Ultimate Badass Edition of Fallout 4

* If you successfully clear a zone of the Commonwealth, it changes like the Witcher 3 so you are able to have established new villages with stores and ammunition and people praising you. Fill the Commonwealth with little villages.

* If you complete the Minutemen Questline, the place starts to get actual patrols of Minutemen you'll run into who are fighting for the rebuilding of the Commonwealth. Ditto Institute, Brotherhood, or Railroad patrols.

* Traviss extolls the Sole Survivor and how they've brought hope to the people of the land with every news broadcast.

* As the Director of the Institute, you can order the Synths to be freed and the Institute to focus on taking over the Surface World or stay underground or to help the common people. The Institute flag will be raised over Diamond City, Sanctuary Hills, and other locations. You will see Synths building electrical generators or water pumps.

* As the General of the Minutemen, you'll be able to pass judgement on Commonwealth criminals ala Dragon Age: Inquisition and make decrees settling the problems with various feuding factions. You'll also be able to dictate the new direction of the Minutemen. To take over the Commonwealth or serve as its protectors.

* Rather than just nuke the Institute, have the option of taking it over with your factions. Replace all of the citizens of the Institute with Synths as the Railroad, Brotherhood of Steel Paladins, or Minutemen and wastelanders.

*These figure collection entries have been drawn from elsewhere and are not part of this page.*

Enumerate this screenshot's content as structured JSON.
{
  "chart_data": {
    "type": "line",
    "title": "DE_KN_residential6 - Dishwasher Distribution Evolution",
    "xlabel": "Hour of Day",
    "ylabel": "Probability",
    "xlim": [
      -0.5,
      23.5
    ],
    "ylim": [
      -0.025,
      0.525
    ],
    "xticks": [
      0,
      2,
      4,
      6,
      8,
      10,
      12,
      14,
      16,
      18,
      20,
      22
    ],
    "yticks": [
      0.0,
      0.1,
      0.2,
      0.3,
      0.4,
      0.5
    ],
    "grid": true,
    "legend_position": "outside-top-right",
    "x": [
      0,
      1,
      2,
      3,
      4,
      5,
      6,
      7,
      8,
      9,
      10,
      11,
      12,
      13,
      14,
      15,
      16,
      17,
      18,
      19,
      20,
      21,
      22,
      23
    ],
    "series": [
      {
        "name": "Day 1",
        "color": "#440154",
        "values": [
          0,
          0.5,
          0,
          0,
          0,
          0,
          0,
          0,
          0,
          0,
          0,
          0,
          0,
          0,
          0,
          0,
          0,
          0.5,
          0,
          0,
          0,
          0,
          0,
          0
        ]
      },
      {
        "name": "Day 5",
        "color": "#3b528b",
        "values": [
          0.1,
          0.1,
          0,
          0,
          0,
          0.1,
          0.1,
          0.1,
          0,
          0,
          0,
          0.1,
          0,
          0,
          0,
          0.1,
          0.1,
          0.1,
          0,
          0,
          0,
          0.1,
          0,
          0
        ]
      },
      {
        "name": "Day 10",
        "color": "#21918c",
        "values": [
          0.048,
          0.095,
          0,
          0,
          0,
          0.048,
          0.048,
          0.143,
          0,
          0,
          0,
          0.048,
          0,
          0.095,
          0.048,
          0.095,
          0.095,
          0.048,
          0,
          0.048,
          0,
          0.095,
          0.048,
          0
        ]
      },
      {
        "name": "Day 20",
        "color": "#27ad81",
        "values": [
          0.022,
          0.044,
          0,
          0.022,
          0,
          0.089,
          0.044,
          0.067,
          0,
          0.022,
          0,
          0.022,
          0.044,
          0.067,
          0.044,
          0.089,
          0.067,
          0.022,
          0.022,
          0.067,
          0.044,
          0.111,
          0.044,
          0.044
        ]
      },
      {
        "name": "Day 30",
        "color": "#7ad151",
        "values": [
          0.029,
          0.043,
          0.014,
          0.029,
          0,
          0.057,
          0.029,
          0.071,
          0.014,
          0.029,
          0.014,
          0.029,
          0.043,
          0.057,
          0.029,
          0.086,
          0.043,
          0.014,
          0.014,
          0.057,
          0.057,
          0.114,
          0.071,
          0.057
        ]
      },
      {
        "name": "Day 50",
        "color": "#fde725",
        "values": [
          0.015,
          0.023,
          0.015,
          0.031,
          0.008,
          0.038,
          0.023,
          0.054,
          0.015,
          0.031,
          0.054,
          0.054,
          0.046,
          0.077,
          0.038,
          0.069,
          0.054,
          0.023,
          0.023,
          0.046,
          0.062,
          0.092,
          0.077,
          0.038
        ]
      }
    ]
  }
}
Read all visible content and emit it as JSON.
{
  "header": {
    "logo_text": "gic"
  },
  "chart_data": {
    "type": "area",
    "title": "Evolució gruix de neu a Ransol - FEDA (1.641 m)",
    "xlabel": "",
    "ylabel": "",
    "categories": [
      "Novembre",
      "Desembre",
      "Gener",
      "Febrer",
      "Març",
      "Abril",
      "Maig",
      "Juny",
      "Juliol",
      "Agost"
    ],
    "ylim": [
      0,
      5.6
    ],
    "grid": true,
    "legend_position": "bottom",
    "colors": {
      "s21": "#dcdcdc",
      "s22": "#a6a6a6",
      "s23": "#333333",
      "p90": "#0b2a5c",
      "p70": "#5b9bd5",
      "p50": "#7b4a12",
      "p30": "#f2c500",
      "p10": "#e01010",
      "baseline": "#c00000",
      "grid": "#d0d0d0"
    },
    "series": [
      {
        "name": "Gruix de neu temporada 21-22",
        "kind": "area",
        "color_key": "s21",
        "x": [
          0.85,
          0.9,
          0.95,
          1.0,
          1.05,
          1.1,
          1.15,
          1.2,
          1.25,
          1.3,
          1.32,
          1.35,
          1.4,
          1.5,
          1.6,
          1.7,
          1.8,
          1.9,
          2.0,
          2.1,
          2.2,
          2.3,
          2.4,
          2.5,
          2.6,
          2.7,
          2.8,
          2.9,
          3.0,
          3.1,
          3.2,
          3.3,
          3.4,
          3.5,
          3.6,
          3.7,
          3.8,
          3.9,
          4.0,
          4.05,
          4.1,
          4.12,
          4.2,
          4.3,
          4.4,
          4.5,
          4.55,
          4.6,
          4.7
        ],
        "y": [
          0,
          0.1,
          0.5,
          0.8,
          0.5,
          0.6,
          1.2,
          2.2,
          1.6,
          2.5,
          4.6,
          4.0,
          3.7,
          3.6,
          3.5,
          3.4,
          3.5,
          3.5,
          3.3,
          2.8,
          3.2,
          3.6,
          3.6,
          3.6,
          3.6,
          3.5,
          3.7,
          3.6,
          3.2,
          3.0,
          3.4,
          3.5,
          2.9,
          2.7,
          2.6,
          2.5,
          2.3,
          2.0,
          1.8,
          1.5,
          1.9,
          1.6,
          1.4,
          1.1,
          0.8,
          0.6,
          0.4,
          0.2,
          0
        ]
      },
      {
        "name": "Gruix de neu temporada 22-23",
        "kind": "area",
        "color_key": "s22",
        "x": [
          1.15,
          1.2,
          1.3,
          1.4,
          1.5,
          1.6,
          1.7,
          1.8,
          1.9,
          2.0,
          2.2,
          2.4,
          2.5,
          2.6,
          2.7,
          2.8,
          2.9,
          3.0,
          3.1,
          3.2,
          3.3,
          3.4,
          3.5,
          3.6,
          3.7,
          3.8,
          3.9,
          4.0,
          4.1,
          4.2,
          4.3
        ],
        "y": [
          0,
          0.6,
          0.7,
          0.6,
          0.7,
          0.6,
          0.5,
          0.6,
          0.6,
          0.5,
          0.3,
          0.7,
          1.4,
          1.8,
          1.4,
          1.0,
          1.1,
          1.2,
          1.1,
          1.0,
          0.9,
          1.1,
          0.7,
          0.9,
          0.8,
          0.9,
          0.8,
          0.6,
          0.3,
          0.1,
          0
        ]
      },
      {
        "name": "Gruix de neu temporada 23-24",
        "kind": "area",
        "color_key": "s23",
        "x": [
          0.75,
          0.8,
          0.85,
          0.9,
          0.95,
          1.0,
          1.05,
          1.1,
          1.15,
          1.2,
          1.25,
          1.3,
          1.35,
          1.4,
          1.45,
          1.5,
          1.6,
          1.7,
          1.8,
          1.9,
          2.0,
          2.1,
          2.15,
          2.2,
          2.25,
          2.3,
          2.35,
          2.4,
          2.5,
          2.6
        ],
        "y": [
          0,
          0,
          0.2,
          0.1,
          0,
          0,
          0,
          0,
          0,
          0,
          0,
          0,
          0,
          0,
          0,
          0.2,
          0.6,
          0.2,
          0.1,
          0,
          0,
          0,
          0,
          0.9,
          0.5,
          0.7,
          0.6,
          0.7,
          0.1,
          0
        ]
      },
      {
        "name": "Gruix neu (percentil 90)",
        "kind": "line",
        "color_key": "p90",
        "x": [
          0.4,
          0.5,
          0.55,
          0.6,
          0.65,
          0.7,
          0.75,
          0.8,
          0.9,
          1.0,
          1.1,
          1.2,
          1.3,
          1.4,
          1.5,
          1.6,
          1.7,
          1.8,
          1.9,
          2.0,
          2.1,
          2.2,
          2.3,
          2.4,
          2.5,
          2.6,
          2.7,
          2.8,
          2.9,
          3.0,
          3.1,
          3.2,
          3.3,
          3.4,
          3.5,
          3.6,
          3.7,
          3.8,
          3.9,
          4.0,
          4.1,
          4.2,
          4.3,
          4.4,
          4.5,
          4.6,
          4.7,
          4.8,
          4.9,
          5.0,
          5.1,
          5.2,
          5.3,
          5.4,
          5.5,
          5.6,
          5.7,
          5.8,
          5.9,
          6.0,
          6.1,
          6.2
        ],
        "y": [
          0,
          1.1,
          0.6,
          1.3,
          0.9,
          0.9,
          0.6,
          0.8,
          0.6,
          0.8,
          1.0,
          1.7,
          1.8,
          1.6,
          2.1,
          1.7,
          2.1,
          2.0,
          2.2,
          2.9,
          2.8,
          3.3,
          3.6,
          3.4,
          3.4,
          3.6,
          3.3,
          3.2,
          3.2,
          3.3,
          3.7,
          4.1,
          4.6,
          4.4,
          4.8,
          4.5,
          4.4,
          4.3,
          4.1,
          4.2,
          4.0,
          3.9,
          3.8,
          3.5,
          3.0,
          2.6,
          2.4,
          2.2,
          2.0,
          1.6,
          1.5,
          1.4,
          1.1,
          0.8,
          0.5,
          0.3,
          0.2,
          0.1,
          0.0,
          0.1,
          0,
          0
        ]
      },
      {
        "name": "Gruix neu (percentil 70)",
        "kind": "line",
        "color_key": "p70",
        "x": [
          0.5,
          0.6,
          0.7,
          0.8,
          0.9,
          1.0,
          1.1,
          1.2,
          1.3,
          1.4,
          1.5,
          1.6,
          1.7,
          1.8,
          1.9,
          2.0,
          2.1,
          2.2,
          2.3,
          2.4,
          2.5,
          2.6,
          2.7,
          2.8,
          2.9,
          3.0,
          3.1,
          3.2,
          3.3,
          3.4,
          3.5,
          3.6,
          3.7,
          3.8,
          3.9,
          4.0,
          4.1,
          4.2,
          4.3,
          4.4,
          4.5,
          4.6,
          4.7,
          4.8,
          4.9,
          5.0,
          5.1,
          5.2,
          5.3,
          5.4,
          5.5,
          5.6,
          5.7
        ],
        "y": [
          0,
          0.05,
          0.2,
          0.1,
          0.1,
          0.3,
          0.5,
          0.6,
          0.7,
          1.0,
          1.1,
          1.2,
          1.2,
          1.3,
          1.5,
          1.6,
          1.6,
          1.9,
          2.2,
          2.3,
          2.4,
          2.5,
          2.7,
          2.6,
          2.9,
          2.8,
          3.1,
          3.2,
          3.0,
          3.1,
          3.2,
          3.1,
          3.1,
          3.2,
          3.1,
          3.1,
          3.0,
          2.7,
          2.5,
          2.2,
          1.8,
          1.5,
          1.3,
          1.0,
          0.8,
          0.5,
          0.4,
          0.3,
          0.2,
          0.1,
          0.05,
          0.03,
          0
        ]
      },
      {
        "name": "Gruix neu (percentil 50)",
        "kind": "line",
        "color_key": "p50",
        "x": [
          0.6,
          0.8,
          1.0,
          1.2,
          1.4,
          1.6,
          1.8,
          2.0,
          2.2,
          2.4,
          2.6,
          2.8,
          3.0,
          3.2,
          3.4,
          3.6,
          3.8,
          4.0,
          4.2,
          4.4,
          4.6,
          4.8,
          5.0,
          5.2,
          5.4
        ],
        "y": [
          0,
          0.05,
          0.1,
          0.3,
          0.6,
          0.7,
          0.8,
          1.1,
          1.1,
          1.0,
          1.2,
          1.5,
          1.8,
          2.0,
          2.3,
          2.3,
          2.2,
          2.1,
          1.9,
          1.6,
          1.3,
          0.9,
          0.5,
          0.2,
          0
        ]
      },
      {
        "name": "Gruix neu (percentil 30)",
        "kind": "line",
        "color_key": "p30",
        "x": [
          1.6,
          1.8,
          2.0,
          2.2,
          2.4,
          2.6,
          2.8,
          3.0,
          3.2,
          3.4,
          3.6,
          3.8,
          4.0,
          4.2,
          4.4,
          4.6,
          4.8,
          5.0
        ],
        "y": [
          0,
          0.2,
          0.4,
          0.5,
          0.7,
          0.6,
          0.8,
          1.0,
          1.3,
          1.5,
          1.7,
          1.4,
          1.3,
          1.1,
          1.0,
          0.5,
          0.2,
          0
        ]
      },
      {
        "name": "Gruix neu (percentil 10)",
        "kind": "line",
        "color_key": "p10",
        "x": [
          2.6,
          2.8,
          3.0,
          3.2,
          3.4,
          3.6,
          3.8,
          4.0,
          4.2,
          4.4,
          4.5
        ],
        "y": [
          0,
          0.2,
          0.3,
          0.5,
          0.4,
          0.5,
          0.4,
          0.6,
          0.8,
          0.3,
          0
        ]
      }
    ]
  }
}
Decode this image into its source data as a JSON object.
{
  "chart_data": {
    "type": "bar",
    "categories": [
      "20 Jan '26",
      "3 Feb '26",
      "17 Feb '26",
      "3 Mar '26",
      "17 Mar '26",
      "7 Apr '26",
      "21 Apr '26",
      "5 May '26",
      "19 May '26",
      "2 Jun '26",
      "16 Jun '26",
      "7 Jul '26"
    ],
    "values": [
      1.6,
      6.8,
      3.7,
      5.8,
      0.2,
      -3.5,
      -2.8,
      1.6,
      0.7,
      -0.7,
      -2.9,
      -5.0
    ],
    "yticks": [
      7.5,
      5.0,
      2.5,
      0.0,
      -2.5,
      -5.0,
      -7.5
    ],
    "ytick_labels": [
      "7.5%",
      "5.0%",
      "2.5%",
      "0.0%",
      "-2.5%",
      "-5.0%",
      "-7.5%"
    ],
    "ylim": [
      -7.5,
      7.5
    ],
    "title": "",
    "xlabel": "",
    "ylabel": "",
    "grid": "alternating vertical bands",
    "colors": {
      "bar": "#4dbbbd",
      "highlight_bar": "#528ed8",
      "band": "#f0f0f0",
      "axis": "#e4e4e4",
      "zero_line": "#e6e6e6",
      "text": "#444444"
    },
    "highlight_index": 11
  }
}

* Have an epic series of quests where you earn your status as a Paladin of Steel before summoning a meeting to have Elder Maxson removed then replaced with Paladin Danse or somehow win the vote to be Elder yourself.

* Throw in a bunch of epic Boss Fights like Super Duper Mutants at specific points, the giant Roboscorpion, or yes, DESTROY LIBERTY PRIME! If there's going to be Legendaries, have them be Legendary like the giant Deathclaw Scarback.

* As the Overboss, free the Traders, order the Raiders to stop Raiding in order to make more money as mercs as well as "protection", or build Nuka World up as its King with the Traders as your subjects. Have the Brotherhood of Steel, Minutemen, or Institute Invade Nuka World in order to claim it for you.

* Let you forge a peace-treaty with various factions and create the New Commonwealth Republic.

* Have Ending Slides extoll the virtues or the sins of the Sole Survivor as they single handedly change the course of human history.